Fakirin fukaranın halinden daha çok anlayıp, milletçe daha çok dayanışmamız gereken günlerden geçerken; ailemiz, komşularımız, akrabalarımız veya arkadaşlarımız içerisinde yoksulluğun bu görünmez yüzü sebebiyle mağrur fakat ihtiyaç sahibi kişilerin olabileceğini unutmamak gerekir.
Parasından başka hiçbir şeyi olmayan kişinin aslında en yoksul, parası olmasa da gönlü güzel kişinin, ruh zengini kişi olduğu gerçeğini de belirtmek isterim.
Zengin ile yoksula maddi değerler manzumesinde kıyas biçildiği yaşlı dünyamızın, sözüm ona dört başı mamur bir adaleti de yoktur. 
Dünya nüfusunun %1’lik dilimine tekabül eden en zenginlerin maddi gelirlerin %99 ‘una, geriye kalan % 99’un ise dünyanın bütün maddi gelirlerinden geriye kalan % 1’e sahip olduğu bir yerde, adalet vardır denilemez. 

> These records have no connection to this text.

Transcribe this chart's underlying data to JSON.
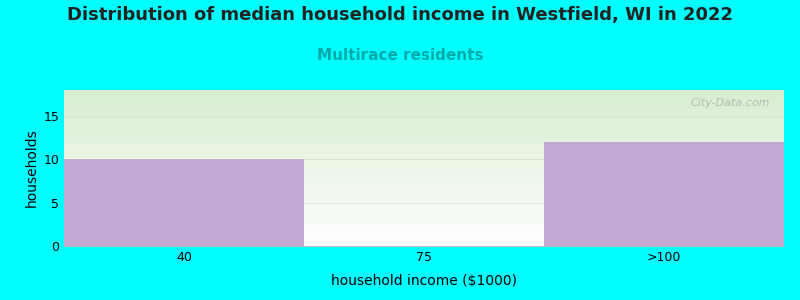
{
  "title": "Distribution of median household income in Westfield, WI in 2022",
  "subtitle": "Multirace residents",
  "xlabel": "household income ($1000)",
  "ylabel": "households",
  "categories": [
    "40",
    "75",
    ">100"
  ],
  "values": [
    10,
    0,
    12
  ],
  "ylim": [
    0,
    18
  ],
  "yticks": [
    0,
    5,
    10,
    15
  ],
  "bar_color": "#C4A8D4",
  "background_color": "#00FFFF",
  "plot_bg_top_left": "#D8EED0",
  "plot_bg_bottom_right": "#FFFFFF",
  "title_fontsize": 13,
  "subtitle_fontsize": 11,
  "subtitle_color": "#00AAAA",
  "title_color": "#222222",
  "axis_label_fontsize": 10,
  "tick_fontsize": 9,
  "watermark": "City-Data.com"
}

Adalet tecellisinin yarına kalsa da kimsenin yanına kalmayacağı bir dünyada, yine de adalet noktasında zengin ile fakirin hukuku mühimdir. Maddi yoksulluk utanılacak bir hal midir? Kesinlikle değildir. Asıl sorun etik değer noksanlığı ve ahlaki yoksulluktur. İnsanlığın ortak etik değerlerinden uzak, inanışının gereği olan manevi değerlerden yoksun bireylerin gitgide insan vasfının dışına çıktığı ve sonunda güce tapan, güçlünün yanında / haklının karşısında duran tiplere dönüştüğü gerçeğini de unutmayalım.
Gelelim “insan” özellikleri taşıyan fakat maddi ihtiyaç sahibi yoksullara. Yani garip, gurebaya…

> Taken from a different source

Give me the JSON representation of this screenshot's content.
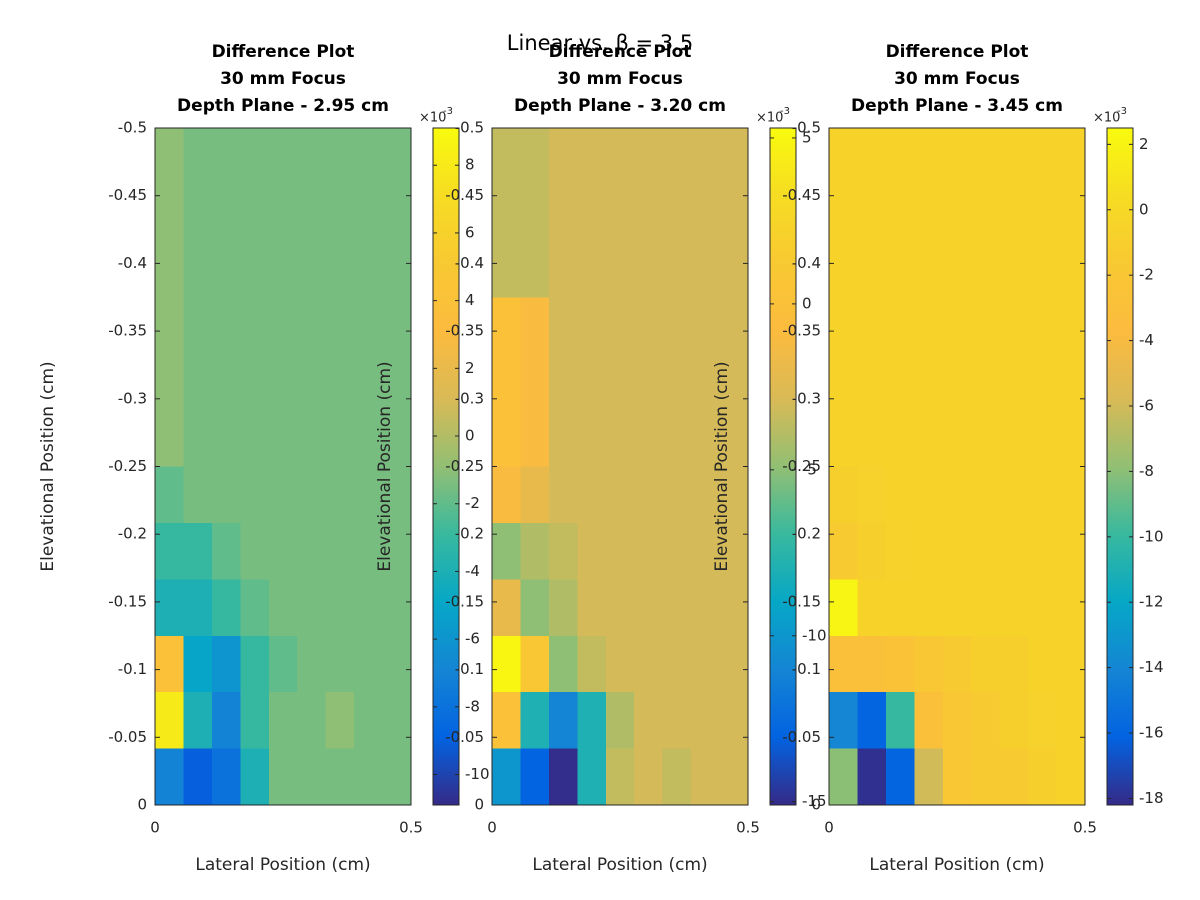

Bizim kültürümüzde yoksulların ortak özellikleri görünmez olmaktır. Görünmez bir hayat tercih ederler. Kimseler bilmesin, görmesin isterler maddi yoksunluklarını…
Yoksulluğun getirdiği dramlara neticesinde gururuna yediremeyip vatanını yurdunu terk eden, hatta canına bile kıyan görülür bizde. 

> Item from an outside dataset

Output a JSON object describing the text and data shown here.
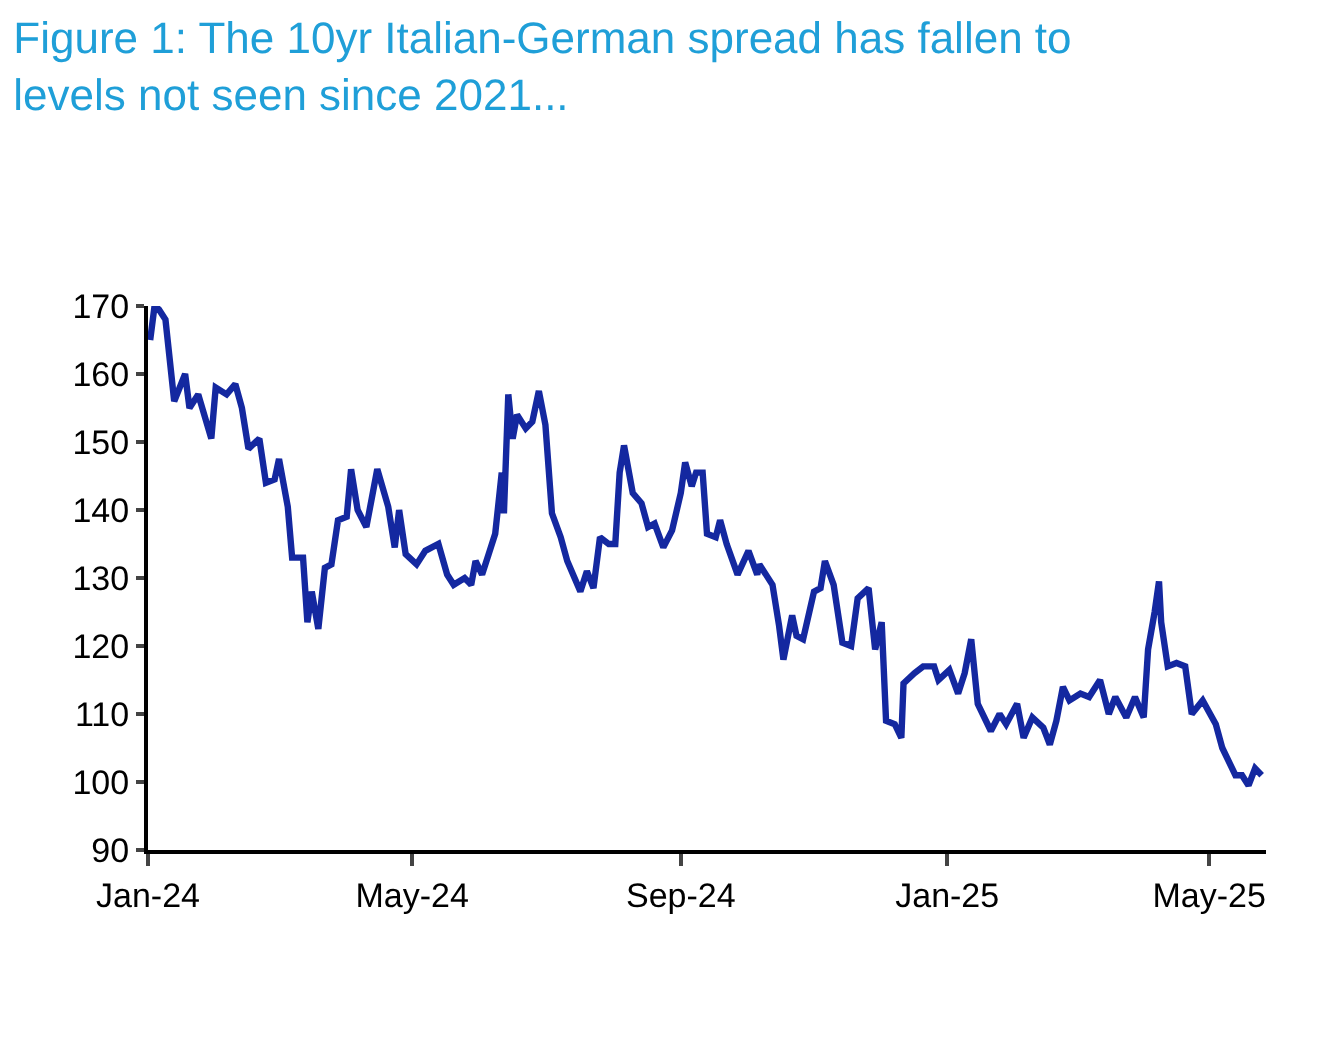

Okula gönderdiği yavrusunun ihtiyaçlarını karşılayamayan, tenceresinde aşı kaynamayan, bacasında dumanı tütmeyen bir ailenin yoksulluklarını çevrelerinden gizlemek için görünmez bir tavır sergilemesi olağandır ve insan psikolojisi ile açıklanabilir.
Bununla birlikte yiyip içtiklerini ve yaşam standartlarını türlü edepsizliklerle insanların gözüne sokarak yaşayan sözüm ona “zengin” zümrenin tavırlarının adab-ı muaşeretteki karşılığı ise görgüsüzlüktür. Bu kişiler zengin ise de, fakirdir. Hem de “ruh” fakiri. 
Tersine Sorular ¿ 
İhtiyaç duyduğu eşyayı alamayacak parası olmayan kişiye fakir diyoruz, parası olduğu halde ihtiyaç duyduğu insani his ve haysiyetleri satın alamayan kişilere ne deriz ¿
“Zengin isen ya bey derler ya paşa, fukara isen abdal derler ya cingan haşa !… ” diyen bozkırın tezenesi Neşet Ertaş’ın “ayaklarınızın turabıyım” diyerek, gariplerin yoldaşı olması ne büyük bir zenginliktir ¿
Vesselam.
Şimdi kimin zengin, kimin fakir olduğunu bilemediğimiz dünyamızda sofrasında bir kap bile yemeği olmayan kardeşlerini görmezden gelme.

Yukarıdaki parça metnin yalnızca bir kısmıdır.